III. Grabstätten und Nutzungsrechte

§ 6 Ruhezeit

Die Ruhezeit auf den Friedhöfen beträgt 25 Jahre.

§ 7 Grabstätten

(1) An den Grabstätten können nur Rechte nach dieser Satzung erlangt werden.

(2) Die Grabstellen werden unterschieden in

a. Reihengrabstätten, b. Wahlgrabstätten, c. die Urnengemeinschaftsanlage auf dem Friedhof Fichtenwalde und d. Ehrengrabstellen

§ 8 Reihengrabstätten

(1) Reihengrabstätten sind Grabstellen für Erd- oder Aschebeisetzungen, die der Reihe nach belegt und erst im Todesfalle für die Dauer der Ruhezeit des zu Bestattenden vergeben werden. Eine Verlängerung des Nutzungsrechts ist nicht möglich.

(2) In jeder Reihengrabstätte darf nur eine Leiche oder Urne beigesetzt werden. Ausnahmen können bei Elternteilen und ihren minderjährigen Kindern zugelassen werden, wenn diese am gleichen Tage beigesetzt werden.

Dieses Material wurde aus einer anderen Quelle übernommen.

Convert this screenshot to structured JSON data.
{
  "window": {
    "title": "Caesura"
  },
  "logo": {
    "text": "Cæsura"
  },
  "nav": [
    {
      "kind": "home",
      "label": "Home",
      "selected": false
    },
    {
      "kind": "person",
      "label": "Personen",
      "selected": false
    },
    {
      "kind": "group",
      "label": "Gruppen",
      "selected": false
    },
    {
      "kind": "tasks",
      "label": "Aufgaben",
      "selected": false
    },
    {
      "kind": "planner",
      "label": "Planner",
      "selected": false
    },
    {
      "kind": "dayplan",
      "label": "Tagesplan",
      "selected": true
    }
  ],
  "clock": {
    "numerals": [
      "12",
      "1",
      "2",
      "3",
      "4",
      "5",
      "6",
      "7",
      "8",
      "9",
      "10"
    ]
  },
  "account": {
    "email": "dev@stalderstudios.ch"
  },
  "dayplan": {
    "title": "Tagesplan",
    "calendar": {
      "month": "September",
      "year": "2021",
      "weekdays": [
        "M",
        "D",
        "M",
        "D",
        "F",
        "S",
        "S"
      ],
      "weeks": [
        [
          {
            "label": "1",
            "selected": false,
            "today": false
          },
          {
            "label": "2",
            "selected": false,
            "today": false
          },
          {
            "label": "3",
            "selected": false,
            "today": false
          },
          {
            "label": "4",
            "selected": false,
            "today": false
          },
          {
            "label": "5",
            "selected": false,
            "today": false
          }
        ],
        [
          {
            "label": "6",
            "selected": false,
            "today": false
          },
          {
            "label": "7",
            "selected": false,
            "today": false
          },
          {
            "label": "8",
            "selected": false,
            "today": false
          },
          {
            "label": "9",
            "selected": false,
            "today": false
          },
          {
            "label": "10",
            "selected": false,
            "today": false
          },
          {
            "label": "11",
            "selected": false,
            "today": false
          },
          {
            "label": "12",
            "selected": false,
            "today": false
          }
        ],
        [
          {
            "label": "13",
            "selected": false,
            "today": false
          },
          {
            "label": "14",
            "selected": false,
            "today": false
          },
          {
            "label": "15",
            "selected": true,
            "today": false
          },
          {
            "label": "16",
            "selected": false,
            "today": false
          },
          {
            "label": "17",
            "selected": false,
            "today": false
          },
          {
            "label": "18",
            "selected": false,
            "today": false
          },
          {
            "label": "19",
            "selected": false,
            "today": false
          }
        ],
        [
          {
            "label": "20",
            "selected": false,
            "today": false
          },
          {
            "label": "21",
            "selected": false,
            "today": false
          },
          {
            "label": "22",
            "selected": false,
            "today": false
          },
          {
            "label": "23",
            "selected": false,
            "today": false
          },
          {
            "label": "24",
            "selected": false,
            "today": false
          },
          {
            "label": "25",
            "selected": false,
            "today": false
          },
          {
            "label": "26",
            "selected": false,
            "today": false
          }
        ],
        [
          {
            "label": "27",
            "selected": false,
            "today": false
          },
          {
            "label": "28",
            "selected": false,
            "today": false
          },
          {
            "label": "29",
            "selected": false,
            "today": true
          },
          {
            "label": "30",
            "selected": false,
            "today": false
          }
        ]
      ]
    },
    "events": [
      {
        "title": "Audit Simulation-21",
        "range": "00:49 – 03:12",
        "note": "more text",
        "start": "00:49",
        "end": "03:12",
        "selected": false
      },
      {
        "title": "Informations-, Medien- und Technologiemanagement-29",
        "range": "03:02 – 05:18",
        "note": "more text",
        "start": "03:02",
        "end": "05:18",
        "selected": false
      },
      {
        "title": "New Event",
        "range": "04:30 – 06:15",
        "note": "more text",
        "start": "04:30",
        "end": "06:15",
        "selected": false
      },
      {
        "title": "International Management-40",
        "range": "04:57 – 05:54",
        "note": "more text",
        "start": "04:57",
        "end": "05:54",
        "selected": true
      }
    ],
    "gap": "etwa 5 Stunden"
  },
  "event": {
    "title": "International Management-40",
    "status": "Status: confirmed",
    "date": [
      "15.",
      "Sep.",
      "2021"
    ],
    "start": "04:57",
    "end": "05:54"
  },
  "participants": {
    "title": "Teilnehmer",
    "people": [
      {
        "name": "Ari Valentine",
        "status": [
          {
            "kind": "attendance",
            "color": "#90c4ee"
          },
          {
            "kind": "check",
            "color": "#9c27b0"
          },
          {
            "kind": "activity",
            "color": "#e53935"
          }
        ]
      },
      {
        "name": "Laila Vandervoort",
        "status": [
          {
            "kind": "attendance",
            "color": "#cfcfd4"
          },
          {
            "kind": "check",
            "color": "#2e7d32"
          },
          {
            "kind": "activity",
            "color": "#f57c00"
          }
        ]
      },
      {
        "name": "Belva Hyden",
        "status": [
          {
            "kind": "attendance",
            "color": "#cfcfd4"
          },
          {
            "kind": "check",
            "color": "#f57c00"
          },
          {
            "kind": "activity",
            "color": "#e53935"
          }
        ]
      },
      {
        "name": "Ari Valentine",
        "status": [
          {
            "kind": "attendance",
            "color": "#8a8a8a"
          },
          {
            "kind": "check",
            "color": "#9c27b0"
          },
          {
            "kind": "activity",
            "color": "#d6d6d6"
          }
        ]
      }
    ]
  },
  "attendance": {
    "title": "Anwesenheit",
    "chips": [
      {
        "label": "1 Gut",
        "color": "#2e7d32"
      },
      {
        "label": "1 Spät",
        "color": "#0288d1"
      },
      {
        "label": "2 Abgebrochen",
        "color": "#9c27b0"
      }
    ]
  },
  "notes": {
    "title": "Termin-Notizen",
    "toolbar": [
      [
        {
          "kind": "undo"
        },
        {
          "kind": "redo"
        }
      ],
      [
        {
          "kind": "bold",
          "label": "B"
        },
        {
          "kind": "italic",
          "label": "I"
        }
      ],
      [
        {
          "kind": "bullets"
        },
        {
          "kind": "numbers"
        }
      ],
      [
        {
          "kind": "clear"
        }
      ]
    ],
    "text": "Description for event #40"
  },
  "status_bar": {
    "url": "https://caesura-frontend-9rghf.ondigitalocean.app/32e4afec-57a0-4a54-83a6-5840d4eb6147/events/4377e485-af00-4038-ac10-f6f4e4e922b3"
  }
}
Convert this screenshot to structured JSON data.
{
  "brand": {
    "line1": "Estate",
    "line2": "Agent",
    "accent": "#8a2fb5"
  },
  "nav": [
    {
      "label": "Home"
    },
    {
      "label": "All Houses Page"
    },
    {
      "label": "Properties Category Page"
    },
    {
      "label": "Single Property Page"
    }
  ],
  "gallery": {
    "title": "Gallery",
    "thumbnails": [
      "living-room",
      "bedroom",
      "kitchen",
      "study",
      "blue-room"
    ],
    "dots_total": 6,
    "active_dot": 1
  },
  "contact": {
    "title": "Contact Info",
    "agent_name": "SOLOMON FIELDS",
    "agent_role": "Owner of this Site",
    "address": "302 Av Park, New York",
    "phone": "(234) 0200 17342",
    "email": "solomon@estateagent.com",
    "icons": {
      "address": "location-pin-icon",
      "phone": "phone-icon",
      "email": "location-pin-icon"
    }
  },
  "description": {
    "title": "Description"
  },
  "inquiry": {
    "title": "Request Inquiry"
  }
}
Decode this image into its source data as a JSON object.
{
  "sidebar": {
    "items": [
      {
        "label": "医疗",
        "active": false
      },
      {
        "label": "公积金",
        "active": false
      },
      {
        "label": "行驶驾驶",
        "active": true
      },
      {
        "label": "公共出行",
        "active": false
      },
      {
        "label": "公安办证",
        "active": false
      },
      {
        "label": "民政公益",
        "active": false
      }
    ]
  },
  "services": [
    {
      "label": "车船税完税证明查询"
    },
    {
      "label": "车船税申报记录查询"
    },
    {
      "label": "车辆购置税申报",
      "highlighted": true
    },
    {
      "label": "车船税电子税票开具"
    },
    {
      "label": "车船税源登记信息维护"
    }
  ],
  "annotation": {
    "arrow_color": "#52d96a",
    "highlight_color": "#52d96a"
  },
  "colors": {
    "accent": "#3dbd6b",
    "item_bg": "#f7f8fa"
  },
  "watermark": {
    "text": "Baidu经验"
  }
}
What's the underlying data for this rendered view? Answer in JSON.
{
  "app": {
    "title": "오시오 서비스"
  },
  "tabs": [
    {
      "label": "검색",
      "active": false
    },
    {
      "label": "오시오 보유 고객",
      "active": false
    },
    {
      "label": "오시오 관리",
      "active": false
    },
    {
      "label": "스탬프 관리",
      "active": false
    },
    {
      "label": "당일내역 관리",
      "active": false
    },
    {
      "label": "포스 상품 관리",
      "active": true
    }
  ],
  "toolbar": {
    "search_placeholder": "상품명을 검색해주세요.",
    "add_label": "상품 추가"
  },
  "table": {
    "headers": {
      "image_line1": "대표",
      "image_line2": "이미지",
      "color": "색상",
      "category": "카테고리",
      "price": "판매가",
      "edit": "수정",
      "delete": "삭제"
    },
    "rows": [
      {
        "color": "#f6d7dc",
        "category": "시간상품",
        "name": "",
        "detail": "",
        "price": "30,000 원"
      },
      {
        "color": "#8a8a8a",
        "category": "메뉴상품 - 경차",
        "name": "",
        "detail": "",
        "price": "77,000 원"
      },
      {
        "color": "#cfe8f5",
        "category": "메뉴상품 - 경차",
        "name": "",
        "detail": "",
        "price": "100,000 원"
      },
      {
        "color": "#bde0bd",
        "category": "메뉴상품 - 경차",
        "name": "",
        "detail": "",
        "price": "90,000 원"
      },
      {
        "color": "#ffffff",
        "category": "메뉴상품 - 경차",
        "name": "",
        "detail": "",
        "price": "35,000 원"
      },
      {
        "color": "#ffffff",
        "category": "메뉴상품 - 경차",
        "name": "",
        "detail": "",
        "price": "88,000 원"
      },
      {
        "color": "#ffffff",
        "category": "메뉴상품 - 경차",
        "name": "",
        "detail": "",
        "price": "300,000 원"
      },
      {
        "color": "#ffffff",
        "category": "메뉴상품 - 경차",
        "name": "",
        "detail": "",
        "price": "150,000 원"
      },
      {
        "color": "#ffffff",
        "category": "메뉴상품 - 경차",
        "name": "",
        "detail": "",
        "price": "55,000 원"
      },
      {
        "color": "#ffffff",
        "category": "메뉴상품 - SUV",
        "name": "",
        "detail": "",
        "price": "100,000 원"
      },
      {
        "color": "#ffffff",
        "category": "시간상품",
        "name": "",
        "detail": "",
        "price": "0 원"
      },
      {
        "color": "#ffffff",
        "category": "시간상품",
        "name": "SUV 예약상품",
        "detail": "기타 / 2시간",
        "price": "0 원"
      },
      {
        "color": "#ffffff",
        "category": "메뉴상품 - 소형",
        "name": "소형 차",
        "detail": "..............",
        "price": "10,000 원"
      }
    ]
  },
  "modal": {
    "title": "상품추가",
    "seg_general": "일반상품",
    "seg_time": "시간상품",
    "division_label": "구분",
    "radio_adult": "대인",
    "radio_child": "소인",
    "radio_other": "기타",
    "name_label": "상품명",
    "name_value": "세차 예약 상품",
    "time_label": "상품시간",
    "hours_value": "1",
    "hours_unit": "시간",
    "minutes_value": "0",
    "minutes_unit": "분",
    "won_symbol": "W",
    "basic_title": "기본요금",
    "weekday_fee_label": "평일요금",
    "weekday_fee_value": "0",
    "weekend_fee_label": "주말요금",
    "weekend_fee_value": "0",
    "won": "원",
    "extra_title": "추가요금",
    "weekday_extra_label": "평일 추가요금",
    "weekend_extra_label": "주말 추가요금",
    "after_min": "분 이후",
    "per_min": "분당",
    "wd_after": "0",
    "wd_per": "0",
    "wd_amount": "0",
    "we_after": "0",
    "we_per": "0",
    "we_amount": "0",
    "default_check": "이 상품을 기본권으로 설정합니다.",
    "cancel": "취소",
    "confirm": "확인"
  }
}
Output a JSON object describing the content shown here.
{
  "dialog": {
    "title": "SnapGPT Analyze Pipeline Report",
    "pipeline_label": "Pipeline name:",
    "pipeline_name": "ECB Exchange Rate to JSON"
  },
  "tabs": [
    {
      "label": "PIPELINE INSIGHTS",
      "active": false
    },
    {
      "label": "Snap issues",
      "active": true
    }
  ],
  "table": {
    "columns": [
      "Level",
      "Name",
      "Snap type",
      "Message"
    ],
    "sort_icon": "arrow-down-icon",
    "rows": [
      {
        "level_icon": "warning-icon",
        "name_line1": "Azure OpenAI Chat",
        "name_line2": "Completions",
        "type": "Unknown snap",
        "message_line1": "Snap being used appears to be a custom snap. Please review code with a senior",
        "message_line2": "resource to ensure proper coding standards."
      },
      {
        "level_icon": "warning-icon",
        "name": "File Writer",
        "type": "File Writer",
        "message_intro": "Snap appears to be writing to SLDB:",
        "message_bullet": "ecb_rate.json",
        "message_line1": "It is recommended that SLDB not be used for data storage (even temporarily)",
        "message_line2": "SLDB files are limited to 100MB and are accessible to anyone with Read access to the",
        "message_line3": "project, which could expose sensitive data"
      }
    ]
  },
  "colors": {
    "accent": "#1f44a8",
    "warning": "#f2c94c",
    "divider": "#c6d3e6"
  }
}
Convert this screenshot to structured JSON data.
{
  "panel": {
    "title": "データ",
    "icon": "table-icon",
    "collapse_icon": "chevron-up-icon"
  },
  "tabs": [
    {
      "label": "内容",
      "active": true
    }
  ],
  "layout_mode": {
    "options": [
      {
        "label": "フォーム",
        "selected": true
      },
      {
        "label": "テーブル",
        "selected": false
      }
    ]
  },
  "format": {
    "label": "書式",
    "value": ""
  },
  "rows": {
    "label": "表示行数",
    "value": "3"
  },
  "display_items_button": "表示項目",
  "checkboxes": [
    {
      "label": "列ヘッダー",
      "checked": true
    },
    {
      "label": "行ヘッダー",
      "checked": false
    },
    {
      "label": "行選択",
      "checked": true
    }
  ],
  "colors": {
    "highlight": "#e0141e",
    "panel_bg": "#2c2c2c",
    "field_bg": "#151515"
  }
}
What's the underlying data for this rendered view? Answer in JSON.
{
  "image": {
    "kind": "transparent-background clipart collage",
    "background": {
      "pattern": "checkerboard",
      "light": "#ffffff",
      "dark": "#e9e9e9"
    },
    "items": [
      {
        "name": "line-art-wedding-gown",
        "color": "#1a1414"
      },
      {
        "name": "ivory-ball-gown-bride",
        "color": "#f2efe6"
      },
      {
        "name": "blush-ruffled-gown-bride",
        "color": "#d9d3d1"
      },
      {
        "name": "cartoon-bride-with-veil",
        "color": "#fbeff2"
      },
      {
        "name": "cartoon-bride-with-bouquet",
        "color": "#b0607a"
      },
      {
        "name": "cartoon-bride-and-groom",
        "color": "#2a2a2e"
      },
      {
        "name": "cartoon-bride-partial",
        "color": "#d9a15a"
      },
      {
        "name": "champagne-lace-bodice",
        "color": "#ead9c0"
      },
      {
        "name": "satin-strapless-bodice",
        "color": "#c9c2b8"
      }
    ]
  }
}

Als minderjährige Kinder gelten auch Tot- oder Fehlgeborene, die nicht der Bestattungspflicht unterliegen.

(3) Die Reihengrabstätten für Erdbestattungen haben höchstens eine Breite von 120 cm und eine Länge von 250 cm; für Urnenbestattungen höchstens eine Breite von 70 cm und eine Länge von 100 cm.

§ 9 Wahlgrabstätten

(1) Wahlgrabstätten sind Grabstellen für bis zu fünf Erd- oder Aschebeisetzungen, an denen auf Antrag ein Nutzungsrecht für die Dauer von 25 Jahren (Nutzungszeit) verliehen und deren Lage im Benehmen mit dem Antragsteller bestimmt wird. Ein Rechtsanspruch auf die Verleihung eines Nutzungsrechts an einer bestimmten Wahlgrabstätte besteht nicht.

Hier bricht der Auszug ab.